Is this even possible in today’s modern classroom? In all of my years teaching, including my time as an ESL teacher travelling from classroom to classroom and school to school this was never a reality.

Today’s classroom is a complex mix of students with various needs.  Therefore differentiation is necessary.  Differentiation…the word that made me break out in a cold sweat of panic at the thought of planning separate tasks for all of the needs in my classroom.  That was until I realized that differentiation does not mean that the only way to differentiate is by planning multiple tasks for kids. (If you are looking for a more beginners guide to what differentiation is, try this blog post instead!)

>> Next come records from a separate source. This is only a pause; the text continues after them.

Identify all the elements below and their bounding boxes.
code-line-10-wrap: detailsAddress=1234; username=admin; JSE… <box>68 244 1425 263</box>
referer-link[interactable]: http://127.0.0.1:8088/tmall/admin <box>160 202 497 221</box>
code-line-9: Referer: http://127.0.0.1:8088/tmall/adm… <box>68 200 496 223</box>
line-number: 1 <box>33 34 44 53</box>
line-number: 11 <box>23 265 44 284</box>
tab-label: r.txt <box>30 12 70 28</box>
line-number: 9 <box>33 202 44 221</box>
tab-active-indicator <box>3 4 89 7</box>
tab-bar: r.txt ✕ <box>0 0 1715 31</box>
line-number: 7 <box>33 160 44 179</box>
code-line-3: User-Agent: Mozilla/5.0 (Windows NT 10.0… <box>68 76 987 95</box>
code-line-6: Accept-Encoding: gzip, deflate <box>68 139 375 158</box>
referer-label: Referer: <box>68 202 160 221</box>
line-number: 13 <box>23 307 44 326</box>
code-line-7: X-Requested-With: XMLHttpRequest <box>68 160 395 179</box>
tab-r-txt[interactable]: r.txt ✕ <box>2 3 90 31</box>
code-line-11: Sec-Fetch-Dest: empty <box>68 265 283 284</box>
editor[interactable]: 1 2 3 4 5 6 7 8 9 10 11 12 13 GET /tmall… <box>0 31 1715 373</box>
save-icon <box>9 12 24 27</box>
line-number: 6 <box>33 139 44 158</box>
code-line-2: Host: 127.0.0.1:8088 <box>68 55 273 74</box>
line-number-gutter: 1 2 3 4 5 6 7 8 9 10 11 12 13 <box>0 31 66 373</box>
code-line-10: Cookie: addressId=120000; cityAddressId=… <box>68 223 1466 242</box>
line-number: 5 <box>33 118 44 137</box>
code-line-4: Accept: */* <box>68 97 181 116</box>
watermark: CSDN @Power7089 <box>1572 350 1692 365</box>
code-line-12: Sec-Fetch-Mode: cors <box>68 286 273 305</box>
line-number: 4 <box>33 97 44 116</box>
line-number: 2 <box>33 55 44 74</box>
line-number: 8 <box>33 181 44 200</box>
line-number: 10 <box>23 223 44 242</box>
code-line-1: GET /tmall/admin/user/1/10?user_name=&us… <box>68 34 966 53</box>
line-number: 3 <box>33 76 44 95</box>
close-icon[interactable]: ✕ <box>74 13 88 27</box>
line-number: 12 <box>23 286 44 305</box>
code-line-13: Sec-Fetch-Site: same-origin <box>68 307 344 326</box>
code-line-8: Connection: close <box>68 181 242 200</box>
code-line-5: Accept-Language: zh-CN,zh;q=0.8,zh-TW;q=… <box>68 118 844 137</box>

Forget about Learning Styles…context is key

ok so this one was a hard pill to swallow in fact I have blogged about learning styles before.  As I learn I grow and my teaching transforms.  Watch this TED video here. There is no evidence that learning styles are true?  Auditory, Kinesthetic, Visual, learning styles are false…they don’t exist? Whoa!! Ok but really I think this is to help us understand and get away from black and white thinking of learning styles.  Sure people may have a preference but their ability to learn is not improved when it is presented in one way over another.  Therefore you can stop pretending that it does in the classroom.  Learning is tied to meaning.  Visual and Auditory memory skills may give some students an advantage in some tasks however many of the things that we ask students to do require that they remember concepts and therefore this needs to be presented in meaningful ways.  This might explain why my students remember the lesson year after year when I drew a strange (really bad) picture of a deer to demonstrate habitat destruction in the Dundas Valley due to overpopulation.  I have tied a concept to a silly memory.  It is the meaning and the memory, not the fact that I drew something and said something that is important.  The key here for differentiation is to make learning meaningful and in context.  Even our students with special education needs need our help to make these connections and concrete examples to help them remember.

Teach on a continuum

If learning is a like a school bus then everyone gets on and off the bus at different stops.  The path that that bus takes is the continuum of learning.  This concept serves me well in all aspects of the curriculum.  One lesson usually does not fit all so simply stop teaching so much.  Get students engaged in projects and something that they are interested in by allowing choice and interest to guide them.  Then spend your time conferencing and meeting with small groups of students.

Inquiry Based Learning

I have talked about this before but really if you are not doing this already then you need to.  Allowing students to do before teaching them how to do is so amazing.  Sometimes we don’t give kids enough credit.  Teaching grammar is boring (no really it is boring) especially if you teach it in separate kill and drill content that is not in context.  What is easier than teaching grammar and spelling through something that the students are struggling with in the first place.  Giving it a context is far more important.